Morgan Stanley is reportedly planning to fire up to 25% of its bond trading staff by the end of the year — and Wall Street analysts think it’s a great idea.
“The transition and reduction of capital from the FICC business could take time, but it is our view that if [Morgan Stanley] can articulate a clear path (with milestones) to that end state, it can begin to positively impact the valuation of MS shares,” UBS analyst Brennan Hawken said in a note on Monday.
He upgraded Morgan Stanley’s stock from $39 to $42 on the news.
Few investors expected the firm to aggressively restructure its FICC division, according to Hawken. If the reports of cuts are true, they would be more significant, and come sooner, than most investors expected, he said.
He estimated that a 1/4 reduction in FICC would add about 50 basis points to the firm’s return on equity (ROE), if the capital was returned to shareholders.
If it’s rolled into the equities or investment banking divisions, it could boost firm-wide ROE by 125 basis points. That bump would be even higher if the capital is deployed into the wealth management division, Hawken noted.
FICC businesses across Wall Street fared poorly in the third quarter, as debt traders began worrying about a potential economic slowdown. FICC revenues were down on average 18% year-on-year at all the major Wall Street banks. Front office headcount in fixed income was down too.
Morgan Stanley saw the biggest drop in bond trading revenue of all the major banks. It was down 42% year-on-year in the third quarter.
Last week, before news broke of the potential cuts, Deutsche Bank analyst Matt O’Connor lowered his fourth-quarter EPS estimate for Morgan Stanley by 14%, partly to reflect weaker fixed income trading.
Now, it looks as though management is responding.
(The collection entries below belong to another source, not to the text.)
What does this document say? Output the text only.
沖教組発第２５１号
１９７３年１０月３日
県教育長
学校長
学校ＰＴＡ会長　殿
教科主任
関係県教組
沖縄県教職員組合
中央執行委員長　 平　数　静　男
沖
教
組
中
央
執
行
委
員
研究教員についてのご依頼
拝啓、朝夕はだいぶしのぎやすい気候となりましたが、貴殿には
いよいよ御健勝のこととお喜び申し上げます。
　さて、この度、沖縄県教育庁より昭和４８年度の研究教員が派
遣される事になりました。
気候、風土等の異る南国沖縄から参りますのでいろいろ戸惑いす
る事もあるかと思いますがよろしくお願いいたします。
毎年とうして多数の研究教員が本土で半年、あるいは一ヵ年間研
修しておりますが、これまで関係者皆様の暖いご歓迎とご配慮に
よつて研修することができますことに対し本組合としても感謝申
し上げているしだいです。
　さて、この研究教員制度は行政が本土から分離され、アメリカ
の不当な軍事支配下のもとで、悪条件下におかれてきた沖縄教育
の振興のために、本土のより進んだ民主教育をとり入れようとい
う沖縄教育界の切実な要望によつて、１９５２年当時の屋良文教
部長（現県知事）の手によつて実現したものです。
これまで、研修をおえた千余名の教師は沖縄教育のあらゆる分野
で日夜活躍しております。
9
The bank’s stock has jumped around 4% to about $35 since Monday’s news.
What do the cuts mean?
CLSA analyst Mike Mayo wrote in a Monday note that the cuts would have broad implications for the overall industry.
“It would seem to show a belief that trading could remain subdued for the foreseeable future,” Mayo wrote.
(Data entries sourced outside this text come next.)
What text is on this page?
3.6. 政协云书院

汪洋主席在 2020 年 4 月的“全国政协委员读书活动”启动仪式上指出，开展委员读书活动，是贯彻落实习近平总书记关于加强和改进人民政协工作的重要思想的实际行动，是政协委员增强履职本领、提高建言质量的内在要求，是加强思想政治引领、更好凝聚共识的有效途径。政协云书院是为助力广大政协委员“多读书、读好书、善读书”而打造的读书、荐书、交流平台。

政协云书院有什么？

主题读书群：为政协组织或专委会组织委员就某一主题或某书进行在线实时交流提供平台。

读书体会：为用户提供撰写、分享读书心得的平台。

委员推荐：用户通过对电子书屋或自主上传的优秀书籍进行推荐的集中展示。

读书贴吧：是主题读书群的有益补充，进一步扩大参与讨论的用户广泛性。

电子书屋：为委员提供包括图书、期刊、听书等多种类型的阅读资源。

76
He estimated the cuts could save around $400-500 million, pretax, or 5-10% of overall compensation costs for the institutional securities group. The headcount reduction could amount to between 1,500 and 2,500 people.
Here’s how Morgan Stanley’s FICC and equities revenues have fared over the past decade compared with other banks, via Mayo’s note:
Morgan Stanley “probably won’t be the only investment bank to cut headcount,” Mayo wrote.
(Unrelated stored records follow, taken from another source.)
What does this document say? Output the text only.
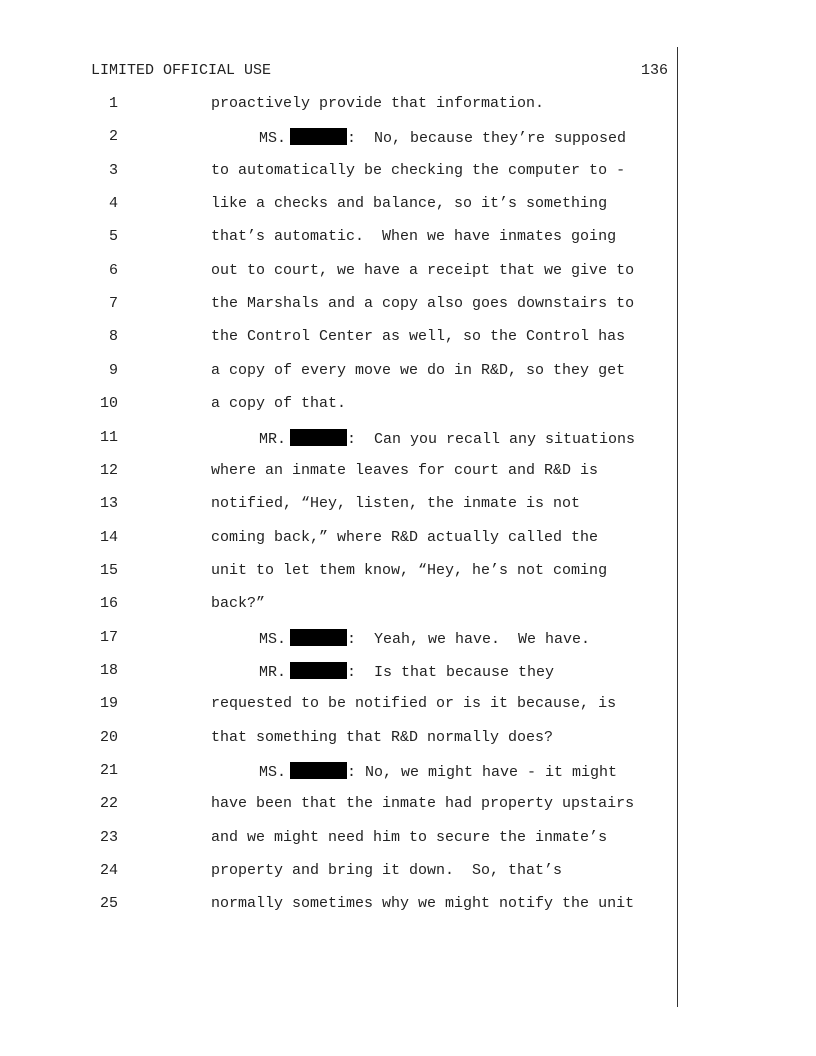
LIMITED OFFICIAL USE	136
1	proactively provide that information.
2	MS.	:  No, because they’re supposed
3	to automatically be checking the computer to -
4	like a checks and balance, so it’s something
5	that’s automatic.  When we have inmates going
6	out to court, we have a receipt that we give to
7	the Marshals and a copy also goes downstairs to
8	the Control Center as well, so the Control has
9	a copy of every move we do in R&D, so they get
10	a copy of that.
11	MR.	:  Can you recall any situations
12	where an inmate leaves for court and R&D is
13	notified, “Hey, listen, the inmate is not
14	coming back,” where R&D actually called the
15	unit to let them know, “Hey, he’s not coming
16	back?”
17	MS.	:  Yeah, we have.  We have.
18	MR.	:  Is that because they
19	requested to be notified or is it because, is
20	that something that R&D normally does?
21	MS.	: No, we might have - it might
22	have been that the inmate had property upstairs
23	and we might need him to secure the inmate’s
24	property and bring it down.  So, that’s
25	normally sometimes why we might notify the unit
Of course, that would offer opportunities for other firms to step in and pick up share.
Goldman Sachs, for example, appears to holding firm in fixed income, despite slowing revenues. Goldman’s FICC trading revenues dropped 34% year-on-year in the third quarter.
“We are very committed to it because when we’re with clients, whether they are transacting on a particular day or not, it doesn’t matter to us. We know this service is important to them,” Goldman CFO Harvey Schwartz said at a conference last month.
“There are still going to be asset managers, there are still going to be bonds created, there are still going to be hedge funds in the world, there are still going to be clients globally who need to hedge, [there is] asset liability management,” he added.